HDDs: Since I'm using network storage, am I correct that the size/type (SSD vs spindle) of HDD hardly matters, since these only need to meet the requirements of a typical boot drive?
Memory: Assuming the test jobs are not memory-intensive, is there any performance advantage from having a large amount of memory on the head node? Job scheduling doesn't seem memory-intensive. If not, what's a rule of thumb to use to decide how much memory I need?
Processor: Taking the test jobs out of the equation, are there any advantages for having more cores or higher clock frequencies on the processor? I'd imagine that that job scheduling is not computationally-intensive and hardly benefits from a faster processor or parallelism.

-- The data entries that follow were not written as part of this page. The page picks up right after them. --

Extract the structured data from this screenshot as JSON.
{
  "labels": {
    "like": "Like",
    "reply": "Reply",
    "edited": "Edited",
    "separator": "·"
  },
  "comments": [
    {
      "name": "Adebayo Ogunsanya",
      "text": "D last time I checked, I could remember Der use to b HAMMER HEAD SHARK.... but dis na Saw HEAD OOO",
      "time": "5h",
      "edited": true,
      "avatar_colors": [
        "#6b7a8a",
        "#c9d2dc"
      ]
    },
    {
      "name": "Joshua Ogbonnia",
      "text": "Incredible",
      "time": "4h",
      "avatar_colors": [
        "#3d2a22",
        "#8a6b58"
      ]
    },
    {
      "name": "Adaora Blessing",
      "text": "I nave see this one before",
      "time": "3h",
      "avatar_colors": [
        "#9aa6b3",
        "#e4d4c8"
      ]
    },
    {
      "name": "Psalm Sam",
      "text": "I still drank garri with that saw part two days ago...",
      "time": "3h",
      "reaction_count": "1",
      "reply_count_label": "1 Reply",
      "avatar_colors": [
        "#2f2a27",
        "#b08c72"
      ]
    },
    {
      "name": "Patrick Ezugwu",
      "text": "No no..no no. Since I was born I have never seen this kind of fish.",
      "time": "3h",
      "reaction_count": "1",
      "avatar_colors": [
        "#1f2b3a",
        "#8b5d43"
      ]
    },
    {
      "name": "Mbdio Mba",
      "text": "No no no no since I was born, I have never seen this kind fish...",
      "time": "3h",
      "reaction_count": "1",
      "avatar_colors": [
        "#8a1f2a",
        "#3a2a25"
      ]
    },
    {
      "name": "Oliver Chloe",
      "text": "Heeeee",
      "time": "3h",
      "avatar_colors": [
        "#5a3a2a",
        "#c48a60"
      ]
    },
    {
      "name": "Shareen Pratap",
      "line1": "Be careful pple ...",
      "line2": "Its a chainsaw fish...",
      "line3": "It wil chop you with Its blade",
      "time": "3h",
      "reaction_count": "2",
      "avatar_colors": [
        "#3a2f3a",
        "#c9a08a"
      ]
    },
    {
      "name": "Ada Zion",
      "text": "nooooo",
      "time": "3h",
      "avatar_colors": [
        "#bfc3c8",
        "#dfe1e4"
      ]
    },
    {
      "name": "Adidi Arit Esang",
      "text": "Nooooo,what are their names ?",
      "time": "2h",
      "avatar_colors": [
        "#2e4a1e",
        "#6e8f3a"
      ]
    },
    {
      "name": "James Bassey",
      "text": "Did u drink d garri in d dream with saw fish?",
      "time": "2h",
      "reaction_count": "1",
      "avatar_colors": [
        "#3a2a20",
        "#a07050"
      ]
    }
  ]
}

Redundancy: How do you avoid the head nodes from being a SPOF? By having 2 or more head nodes? Do I leave the redundant head nodes completely passive (unused) - otherwise I imagine it will be extremely messy trying to recover from a dead head node? Is heterogeneity (different hardware specs) acceptable across head nodes? Is there any need for RAID mirroring of the boot drives on the head nodes?